Apenas salieron por la puerta, se toparon de frente con los bomberos que acababan de regresar.

Mario los vio y de inmediato soltó una sonrisa amplia mientras preguntaba:

—¿Y la señora ya se siente mejor?

Karina sintió cómo la cara le ardía de nuevo y, sin pensarlo, se escondió tras la espalda ancha de Lázaro.

—Sí... ya estoy mucho mejor, gracias.

Lázaro no les hizo caso, cargando el pesado seguro con naturalidad. Dio pasos largos y bajó las escaleras como si nada.

Apenas cruzaron la esquina del descanso, desde el pasillo del segundo piso se escuchó una carcajada.

—¡Jajajaja, vieron la cara de la señora hace rato? ¡Estaba tan roja como un durazno maduro, bien tierna!

—¡Así hasta entiendo por qué el señor Lázaro no se cansa de ella! Seguro estaban haciendo travesuras en el cuarto.

—Oye, con ese cuerpecito, ¿apoco puede aguantar los embates del jefe Lázaro? No vaya a ser que ya ni pueda bajar las escaleras jajaja...

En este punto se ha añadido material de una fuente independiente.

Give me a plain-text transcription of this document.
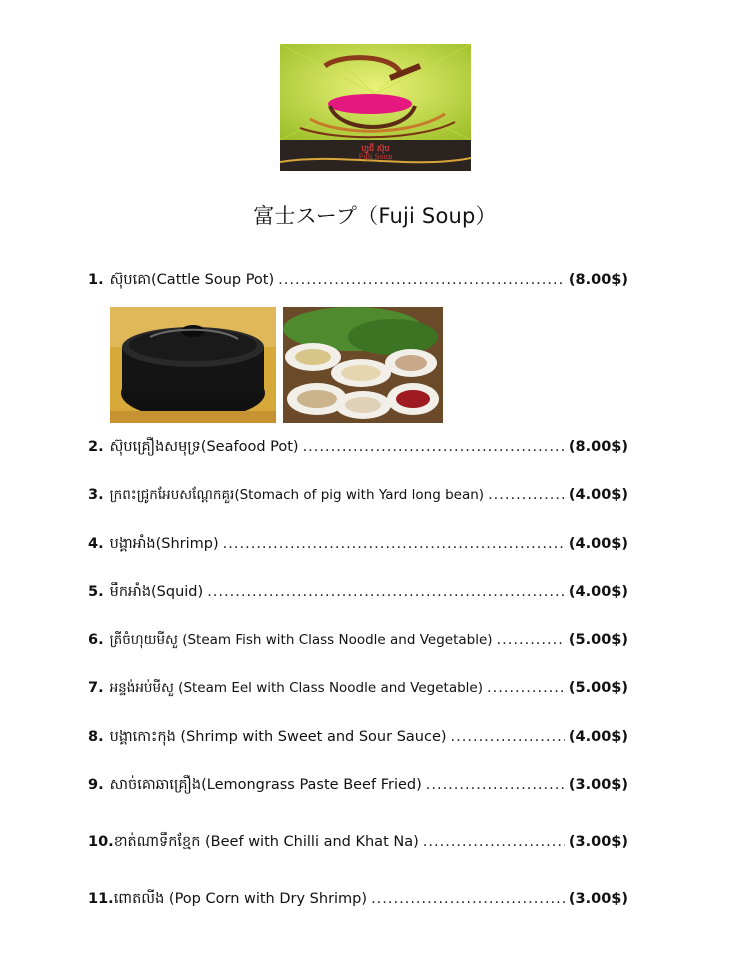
ហ្វូជី ស៊ុប
Fuji Soup
富士スープ（Fuji Soup）
1. ស៊ុបគោ(Cattle Soup Pot) .....	(8.00$)
2. ស៊ុបគ្រឿងសមុទ្រ(Seafood Pot) .....	(8.00$)
3. ក្រពះជ្រូកអែបសណ្តែកគួរ(Stomach of pig with Yard long bean) .....	(4.00$)
4. បង្គាអាំង(Shrimp) .....	(4.00$)
5. មឹកអាំង(Squid) .....	(4.00$)
6. ត្រីចំហុយមីសួ (Steam Fish with Class Noodle and Vegetable) .....	(5.00$)
7. អន្ទង់អប់មីសួ (Steam Eel with Class Noodle and Vegetable) .....	(5.00$)
8. បង្គាកោះកុង (Shrimp with Sweet and Sour Sauce) .....	(4.00$)
9. សាច់គោឆាគ្រឿង(Lemongrass Paste Beef Fried) .....	(3.00$)
10. ខាត់ណាទឹកខ្មែក (Beef with Chilli and Khat Na) .....	(3.00$)
11. ពោតលីង (Pop Corn with Dry Shrimp) .....	(3.00$)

Karina sentía que la cara se le iba a derretir de la vergüenza, con ganas de taparse los oídos y desaparecer.

Lázaro apenas giró la cabeza para mirarla. Su expresión dura no cambió, pero en sus labios apareció una leve curva.

Ya eran las cinco y tanto de la tarde. El sol ya no pegaba tan fuerte, aunque el calor seguía flotando en el aire, aplastando como una cobija invisible.

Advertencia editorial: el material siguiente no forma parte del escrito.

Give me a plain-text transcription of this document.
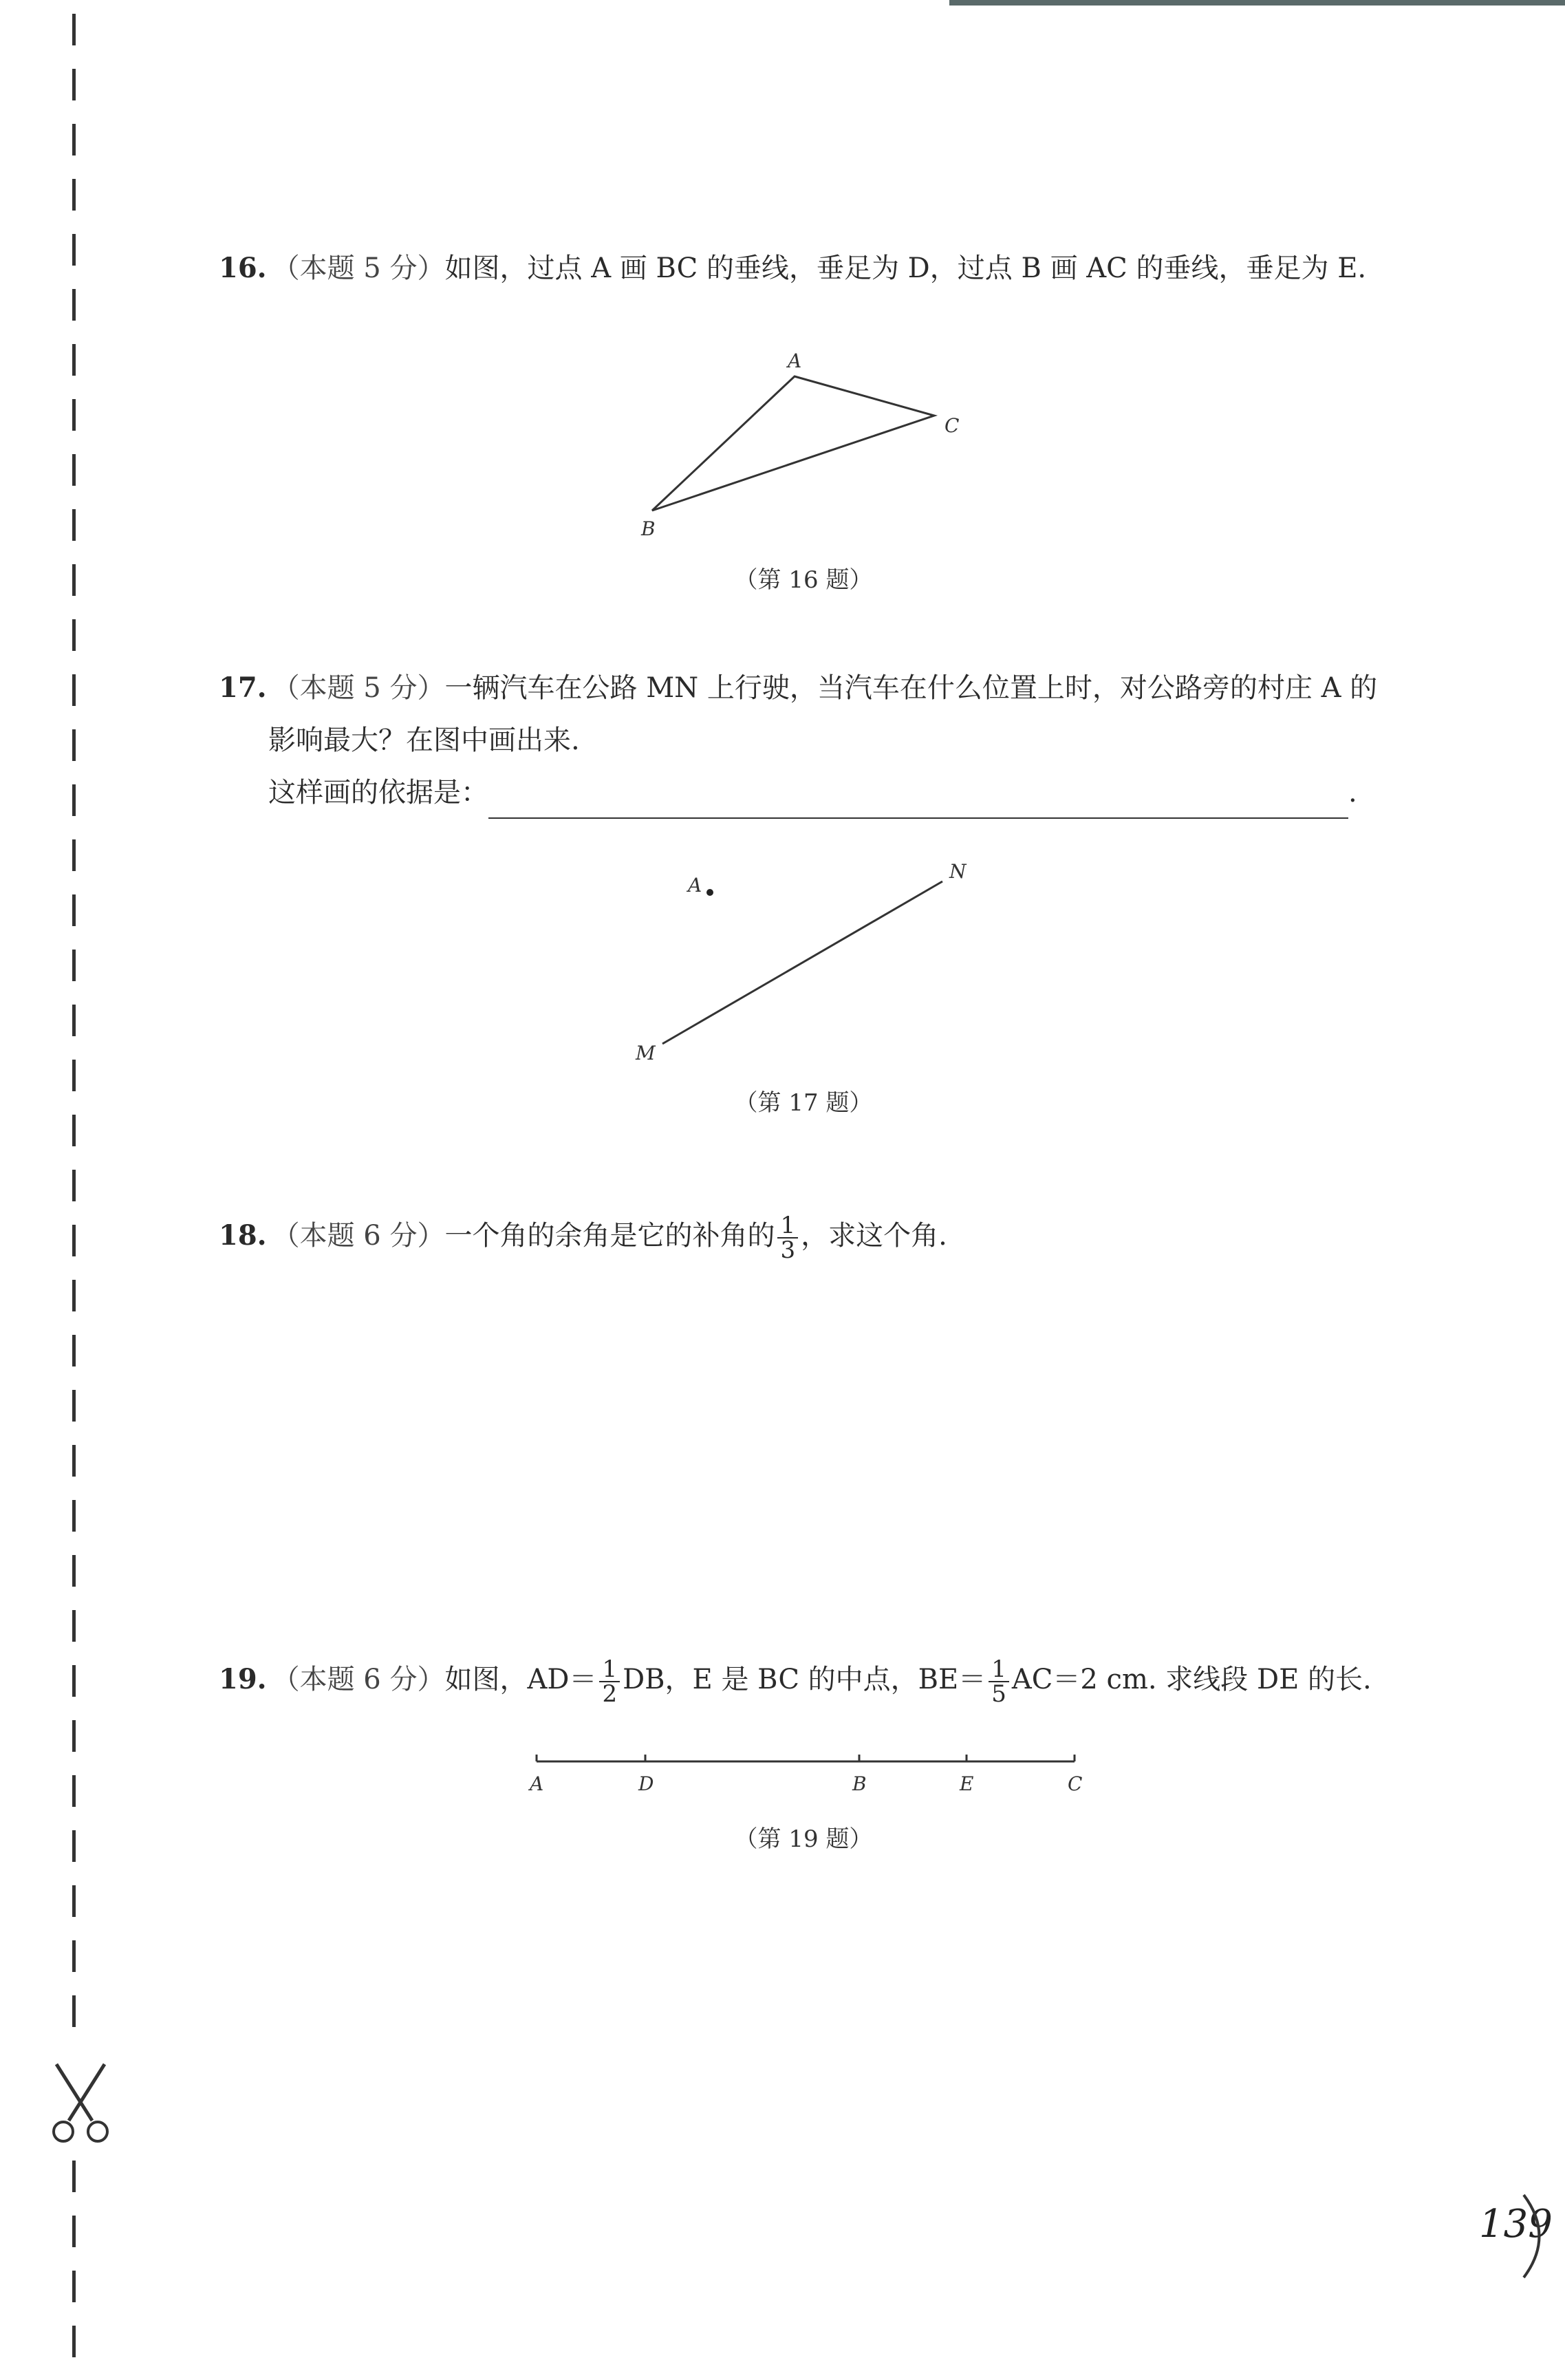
16. （本题 5 分）如图，过点 A 画 BC 的垂线，垂足为 D，过点 B 画 AC 的垂线，垂足为 E.
A
C
B
（第 16 题）
17. （本题 5 分）一辆汽车在公路 MN 上行驶，当汽车在什么位置上时，对公路旁的村庄 A 的
影响最大？在图中画出来.
这样画的依据是：	.
A
N
M
（第 17 题）
18. （本题 6 分）一个角的余角是它的补角的 $\frac{1}{3}$ ，求这个角.
19. （本题 6 分）如图，$AD= \frac{1}{2}$ DB，E 是 BC 的中点，$BE= \frac{1}{5} AC=2$ cm. 求线段 DE 的长.
A	D	B	E	C
（第 19 题）
139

De pronto, Lázaro se detuvo y dejó el seguro en el suelo.

—Espérame aquí.

Regresó a la sala de guardia y no tardó nada en salir, ahora con un paraguas largo y negro en la mano.

—Toma, úsala —le dijo, extendiéndole el objeto.

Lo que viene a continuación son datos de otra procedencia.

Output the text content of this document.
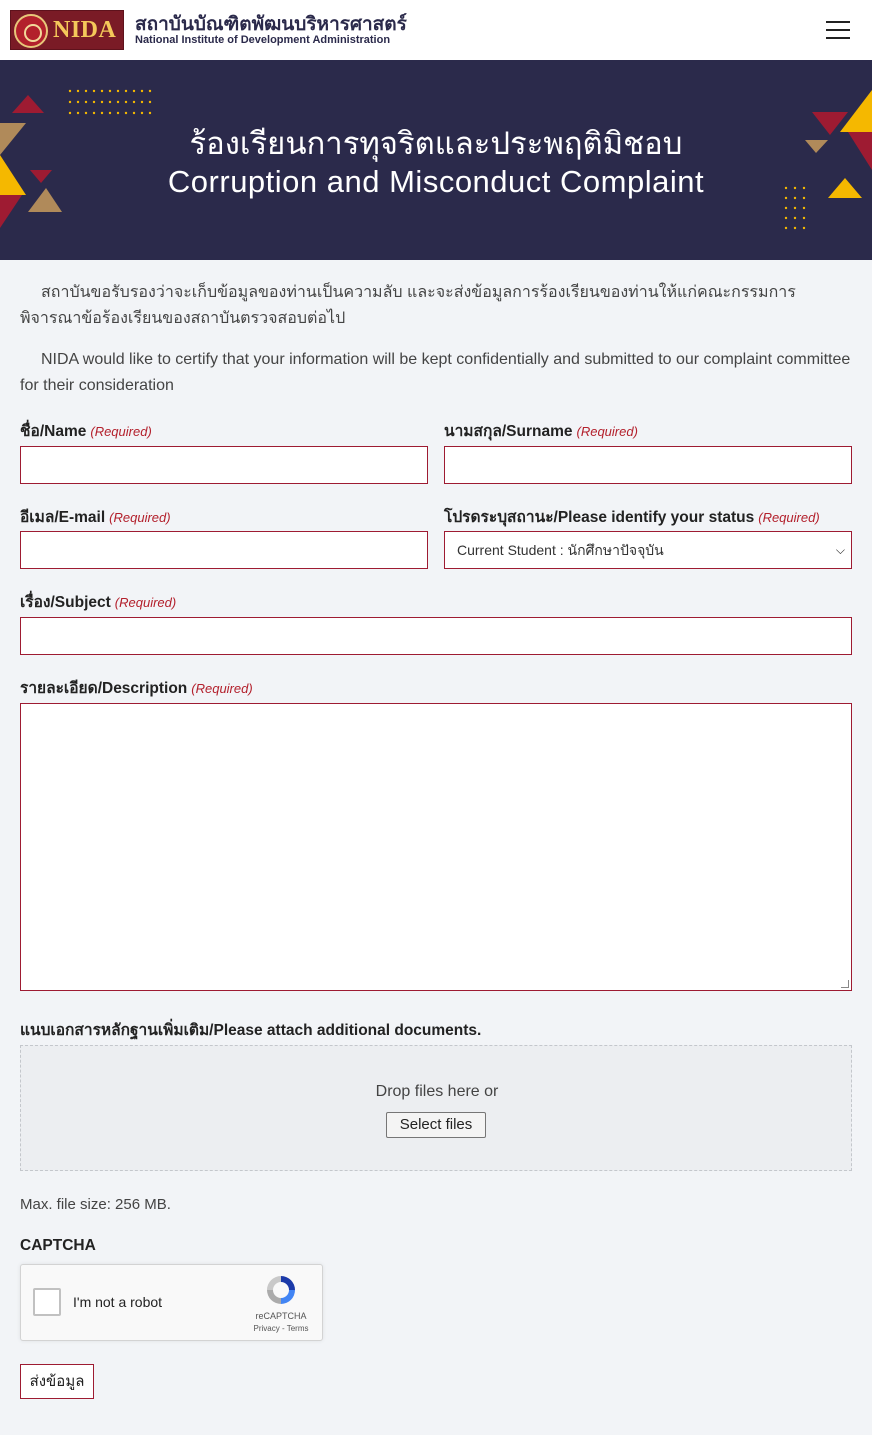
NIDA สถาบันบัณฑิตพัฒนบริหารศาสตร์
National Institute of Development Administration
ร้องเรียนการทุจริตและประพฤติมิชอบ
Corruption and Misconduct Complaint

สถาบันขอรับรองว่าจะเก็บข้อมูลของท่านเป็นความลับ และจะส่งข้อมูลการร้องเรียนของท่านให้แก่คณะกรรมการพิจารณาข้อร้องเรียนของสถาบันตรวจสอบต่อไป

NIDA would like to certify that your information will be kept confidentially and submitted to our complaint committee for their consideration

ชื่อ/Name (Required)	นามสกุล/Surname (Required)
อีเมล/E-mail (Required)	โปรดระบุสถานะ/Please identify your status (Required)
Current Student : นักศึกษาปัจจุบัน	⌵
เรื่อง/Subject (Required)
รายละเอียด/Description (Required)
แนบเอกสารหลักฐานเพิ่มเติม/Please attach additional documents.
Drop files here or
Select files
Max. file size: 256 MB.
CAPTCHA
I'm not a robot
reCAPTCHA
Privacy - Terms
ส่งข้อมูล
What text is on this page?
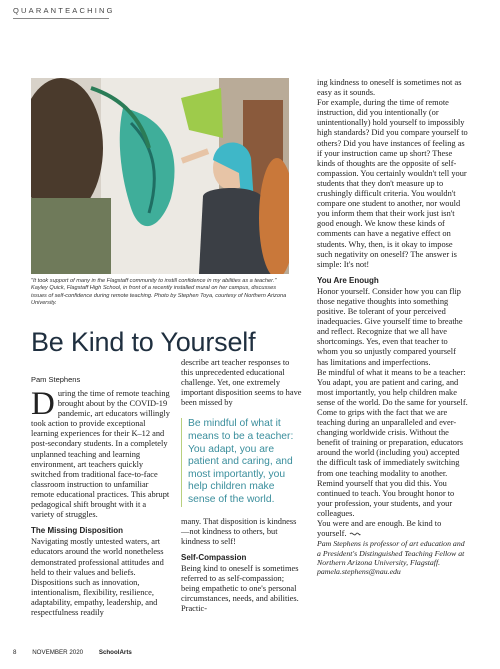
QUARANTEACHING
"It took support of many in the Flagstaff community to instill confidence in my abilities as a teacher." Kayley Quick, Flagstaff High School, in front of a recently installed mural on her campus, discusses issues of self-confidence during remote teaching. Photo by Stephen Toya, courtesy of Northern Arizona University.
Be Kind to Yourself
Pam Stephens

During the time of remote teaching brought about by the COVID-19 pandemic, art educators willingly took action to provide exceptional learning experiences for their K–12 and post-secondary students. In a completely unplanned teaching and learning environment, art teachers quickly switched from traditional face-to-face classroom instruction to unfamiliar remote educational practices. This abrupt pedagogical shift brought with it a variety of struggles.

The Missing Disposition

Navigating mostly untested waters, art educators around the world nonetheless demonstrated professional attitudes and held to their values and beliefs. Dispositions such as innovation, intentionalism, flexibility, resilience, adaptability, empathy, leadership, and respectfulness readily

describe art teacher responses to this unprecedented educational challenge. Yet, one extremely important disposition seems to have been missed by

Be mindful of what it means to be a teacher: You adapt, you are patient and caring, and most importantly, you help children make sense of the world.

many. That disposition is kindness—not kindness to others, but kindness to self!

Self-Compassion

Being kind to oneself is sometimes referred to as self-compassion; being empathetic to one's personal circumstances, needs, and abilities. Practic-

ing kindness to oneself is sometimes not as easy as it sounds.

For example, during the time of remote instruction, did you intentionally (or unintentionally) hold yourself to impossibly high standards? Did you compare yourself to others? Did you have instances of feeling as if your instruction came up short? These kinds of thoughts are the opposite of self-compassion. You certainly wouldn't tell your students that they don't measure up to crushingly difficult criteria. You wouldn't compare one student to another, nor would you inform them that their work just isn't good enough. We know these kinds of comments can have a negative effect on students. Why, then, is it okay to impose such negativity on oneself? The answer is simple: It's not!

You Are Enough

Honor yourself. Consider how you can flip those negative thoughts into something positive. Be tolerant of your perceived inadequacies. Give yourself time to breathe and reflect. Recognize that we all have shortcomings. Yes, even that teacher to whom you so unjustly compared yourself has limitations and imperfections.

Be mindful of what it means to be a teacher: You adapt, you are patient and caring, and most importantly, you help children make sense of the world. Do the same for yourself.

Come to grips with the fact that we are teaching during an unparalleled and ever-changing worldwide crisis. Without the benefit of training or preparation, educators around the world (including you) accepted the difficult task of immediately switching from one teaching modality to another. Remind yourself that you did this. You continued to teach. You brought honor to your profession, your students, and your colleagues.

You were and are enough. Be kind to yourself.

Pam Stephens is professor of art education and a President's Distinguished Teaching Fellow at Northern Arizona University, Flagstaff. pamela.stephens@nau.edu

8	NOVEMBER 2020	SchoolArts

Karina lo tomó, sorprendida.

Ni siquiera se había acordado de protegerse del sol, pero este hombre sí.

Abrió la sombrilla y, en silencio, lo siguió unos pasos, hasta que recordó algo.

—Oye, ¿no dijiste que aquí no había paraguas en la estación?

Lo miró de reojo, incrédula.

La vez pasada, después de la comida, llovió a cántaros y él juró que no tenían ninguno.

Lázaro no dejó de caminar, su voz le llegó desde el frente.

—Ajá, es que no había. Por eso acabo de pedir que compraran varios.

Karina hizo una mueca.

No podía creerle del todo.

Por dentro murmuraba, pero en sus labios se dibujó una sonrisa involuntaria.

Esa felicidad inesperada le prendió un fueguito cálido en el pecho, como si la vida le hiciera un guiño.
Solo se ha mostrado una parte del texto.